Climate Solidarity presents a vision for the labor climate movement. It offers a comprehensive and at times provocative view of the past, present, and future of organized labor and climate change. It provides a substantive analysis for leaders and activists in the labor climate movement. It presents a well thought out, historically informed analysis both of climate change and of organized labor. Climate Solidarity will be read and discussed by those who will shape labor’s response to the climate crisis.

Jeremy Brecher is the author of more than a dozen books on labor and social movements, including the labor history classic Strike!, recently published in an expanded fortieth anniversary edition by PM Press. Climate Solidarity: Workers vs. Warming is part of Brecher’s Climate Insurgency Trilogy, along with Climate Insurgency: A Strategy for Survival and Against Doom: A Climate Insurgency Manual.

 

What’s in Climate Solidarity

 

The Introduction to Climate Solidarity, “Climate and Work,” poses the paradox of workers producing the greenhouse gases that are producing catastrophe for us and future generations.

 

Chapter 2, “The World Order of Climate Alienation,” describes the features of the modern world order that helped create and perpetuate climate alienation, including the nation state system, private property, markets, wage labor, and dependence on fossil fuels. It demonstrates how these features can lead workers and our organizations to pursue short-term particular interests at the expense of our long-term common interest in a sustainable, climate-safe planet.
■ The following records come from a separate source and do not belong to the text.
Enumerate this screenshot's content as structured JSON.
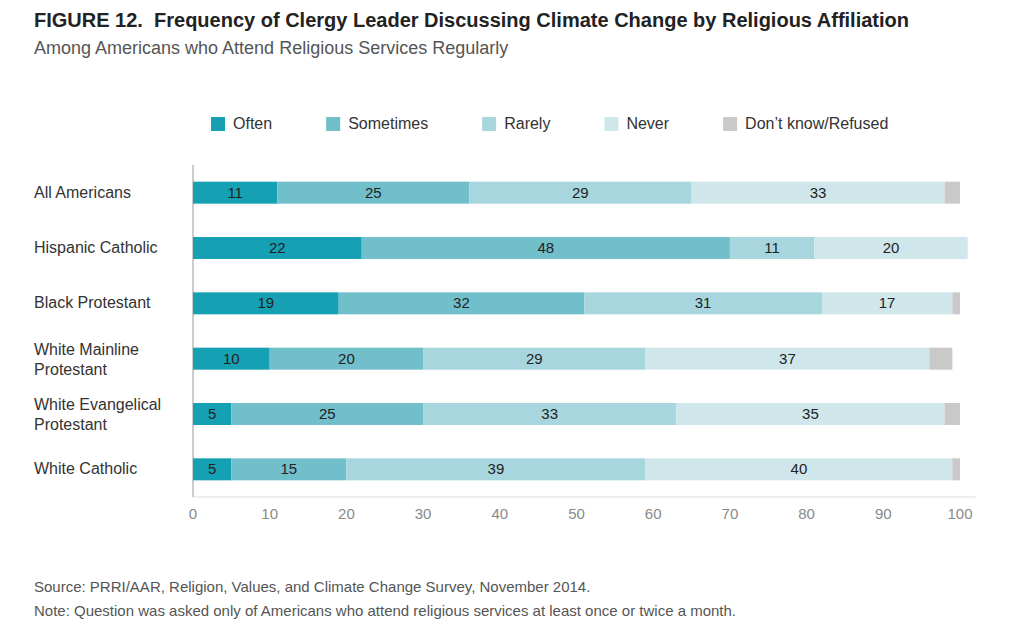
{
  "chart_data": {
    "type": "bar",
    "orientation": "horizontal",
    "stacked": true,
    "data_labels": true,
    "grid": false,
    "legend": "top",
    "title": "FIGURE 12.  Frequency of Clergy Leader Discussing Climate Change by Religious Affiliation",
    "subtitle": "Among Americans who Attend Religious Services Regularly",
    "categories": [
      "All Americans",
      "Hispanic Catholic",
      "Black Protestant",
      "White Mainline Protestant",
      "White Evangelical Protestant",
      "White Catholic"
    ],
    "series": [
      {
        "name": "Often",
        "color": "#16a0b3",
        "values": [
          11,
          22,
          19,
          10,
          5,
          5
        ]
      },
      {
        "name": "Sometimes",
        "color": "#72bfcc",
        "values": [
          25,
          48,
          32,
          20,
          25,
          15
        ]
      },
      {
        "name": "Rarely",
        "color": "#a7d6de",
        "values": [
          29,
          11,
          31,
          29,
          33,
          39
        ]
      },
      {
        "name": "Never",
        "color": "#cfe7eb",
        "values": [
          33,
          20,
          17,
          37,
          35,
          40
        ]
      },
      {
        "name": "Don’t know/Refused",
        "color": "#c9c9c9",
        "values": [
          2,
          0,
          1,
          3,
          2,
          1
        ],
        "data_labels": false
      }
    ],
    "xlim": [
      0,
      102
    ],
    "xticks": [
      0,
      10,
      20,
      30,
      40,
      50,
      60,
      70,
      80,
      90,
      100
    ],
    "annotations": [
      "Source: PRRI/AAR, Religion, Values, and Climate Change Survey, November 2014.",
      "Note: Question was asked only of Americans who attend religious services at least once or twice a month."
    ]
  }
}
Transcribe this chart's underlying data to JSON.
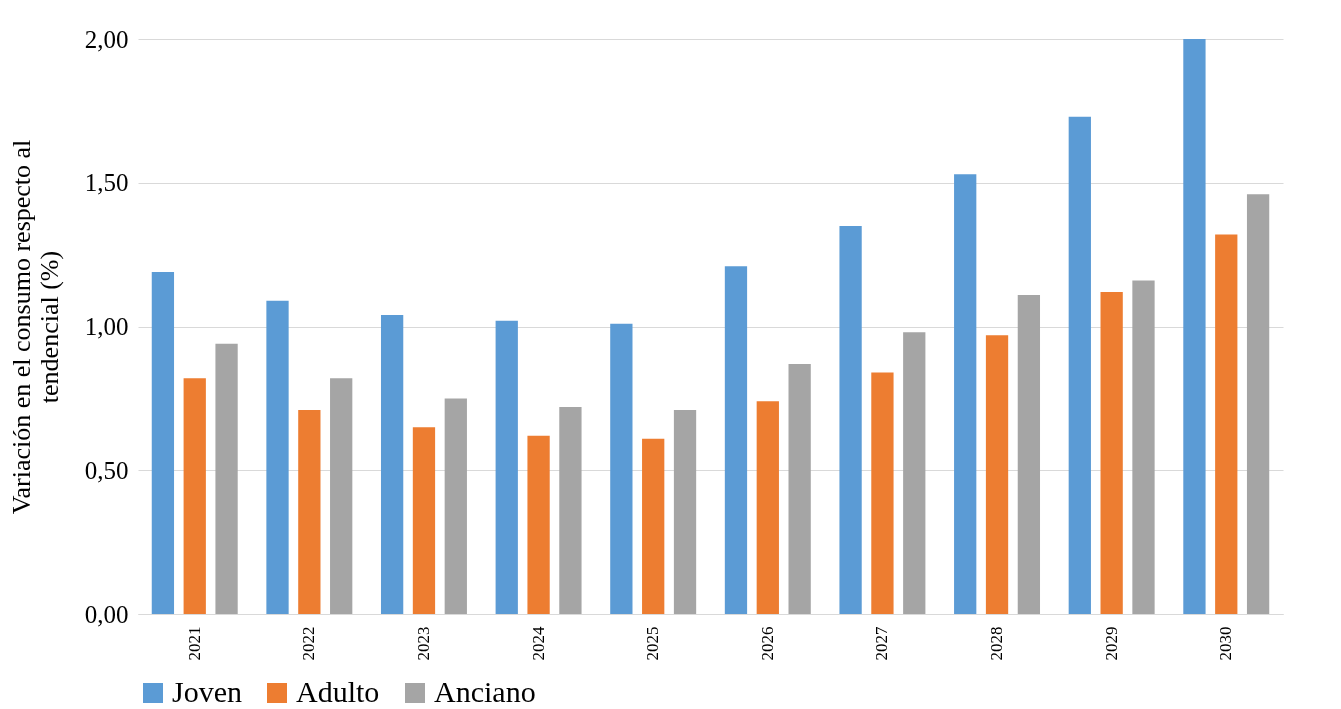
{
  "chart_data": {
    "type": "bar",
    "ylabel": "Variación en el consumo respecto al tendencial (%)",
    "categories": [
      "2021",
      "2022",
      "2023",
      "2024",
      "2025",
      "2026",
      "2027",
      "2028",
      "2029",
      "2030"
    ],
    "series": [
      {
        "name": "Joven",
        "color": "#5b9bd5",
        "values": [
          1.19,
          1.09,
          1.04,
          1.02,
          1.01,
          1.21,
          1.35,
          1.53,
          1.73,
          2.0
        ]
      },
      {
        "name": "Adulto",
        "color": "#ed7d31",
        "values": [
          0.82,
          0.71,
          0.65,
          0.62,
          0.61,
          0.74,
          0.84,
          0.97,
          1.12,
          1.32
        ]
      },
      {
        "name": "Anciano",
        "color": "#a5a5a5",
        "values": [
          0.94,
          0.82,
          0.75,
          0.72,
          0.71,
          0.87,
          0.98,
          1.11,
          1.16,
          1.46
        ]
      }
    ],
    "ylim": [
      0,
      2
    ],
    "yticks": [
      {
        "value": 0,
        "label": "0,00"
      },
      {
        "value": 0.5,
        "label": "0,50"
      },
      {
        "value": 1,
        "label": "1,00"
      },
      {
        "value": 1.5,
        "label": "1,50"
      },
      {
        "value": 2,
        "label": "2,00"
      }
    ],
    "grid": "y",
    "legend": "bottom"
  }
}
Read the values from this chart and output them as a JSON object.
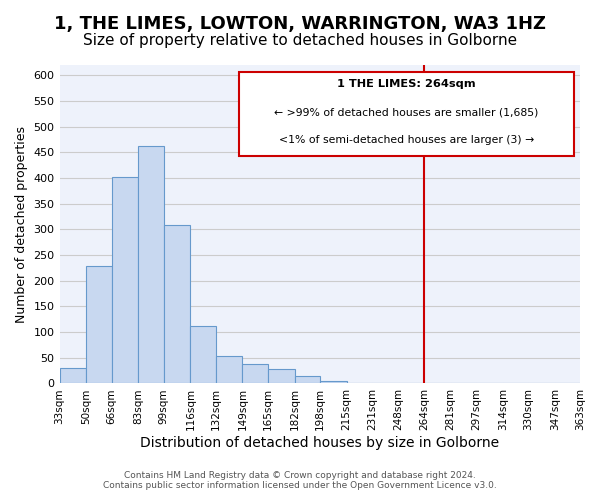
{
  "title": "1, THE LIMES, LOWTON, WARRINGTON, WA3 1HZ",
  "subtitle": "Size of property relative to detached houses in Golborne",
  "xlabel": "Distribution of detached houses by size in Golborne",
  "ylabel": "Number of detached properties",
  "footer_lines": [
    "Contains HM Land Registry data © Crown copyright and database right 2024.",
    "Contains public sector information licensed under the Open Government Licence v3.0."
  ],
  "bin_labels": [
    "33sqm",
    "50sqm",
    "66sqm",
    "83sqm",
    "99sqm",
    "116sqm",
    "132sqm",
    "149sqm",
    "165sqm",
    "182sqm",
    "198sqm",
    "215sqm",
    "231sqm",
    "248sqm",
    "264sqm",
    "281sqm",
    "297sqm",
    "314sqm",
    "330sqm",
    "347sqm",
    "363sqm"
  ],
  "bar_values": [
    30,
    228,
    401,
    463,
    308,
    112,
    54,
    37,
    29,
    14,
    5,
    0,
    0,
    0,
    0,
    0,
    0,
    0,
    0,
    0
  ],
  "bin_edges": [
    33,
    50,
    66,
    83,
    99,
    116,
    132,
    149,
    165,
    182,
    198,
    215,
    231,
    248,
    264,
    281,
    297,
    314,
    330,
    347,
    363
  ],
  "bar_color": "#c8d8f0",
  "bar_edgecolor": "#6699cc",
  "vline_x": 264,
  "vline_color": "#cc0000",
  "annotation_title": "1 THE LIMES: 264sqm",
  "annotation_line1": "← >99% of detached houses are smaller (1,685)",
  "annotation_line2": "<1% of semi-detached houses are larger (3) →",
  "annotation_box_facecolor": "#ffffff",
  "annotation_box_edgecolor": "#cc0000",
  "ylim": [
    0,
    620
  ],
  "yticks": [
    0,
    50,
    100,
    150,
    200,
    250,
    300,
    350,
    400,
    450,
    500,
    550,
    600
  ],
  "grid_color": "#cccccc",
  "axes_background": "#eef2fb",
  "title_fontsize": 13,
  "subtitle_fontsize": 11,
  "xlabel_fontsize": 10,
  "ylabel_fontsize": 9
}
It shows how these same features render workers largely powerless to protect the climate should we wish and choose to do so. It explains how short-term particular interests and powerlessness interact to produce climate alienation. It concludes with a broad outline of how these features must be changed to make effective climate protection possible.

 

Chapter 3, “Worker Movements,” describes the ways in which workers have come together throughout modern history to act on common interests. It shows how worker actions have been rooted in patterns of mutual solidarity, self-organization, and challenge to authority. It describes how worker solidarity, organization, and action have often been restricted to limited groups and objectives. It indicates how those restrictions have limited the power of workers to influence our conditions of existence. And it tells how those limits have often been overcome in new forms of collective action.

 

Chapter 4, “Organized Labor and Climate Protection,” describes how the tension between the apparent short-term interests of particular groups of American workers in particular climate-destroying activities and workers’ common interest in climate protection have been expressed in two major trade union statements on global warming and in the controversy over the Keystone XL pipeline.

 

Chapter 5, “The Emergence of Climate Solidarity,” shows many ways in which American workers are expressing our common interests in climate protection and finding ways to act on them.

 

Chapter 6, “A Climate-Protecting Workers’ Movement,” explores how workers could move beyond short-term special interests in climate-destroying activities to develop broader solidarity and self-organization through the struggle to protect the Earth’s climate.

 

Chapter 7, “A Worker Climate Action Plan,” proposes a program of social change that workers need to impose on those in authority to eliminate climate alienation.

 

Chapter 8, “Climate Solidarity vs. the Alienation of Labor,” sums up the central role of worker climate protection in both protection of the earth’s climate and in the self-liberation of workers from a destructive world order.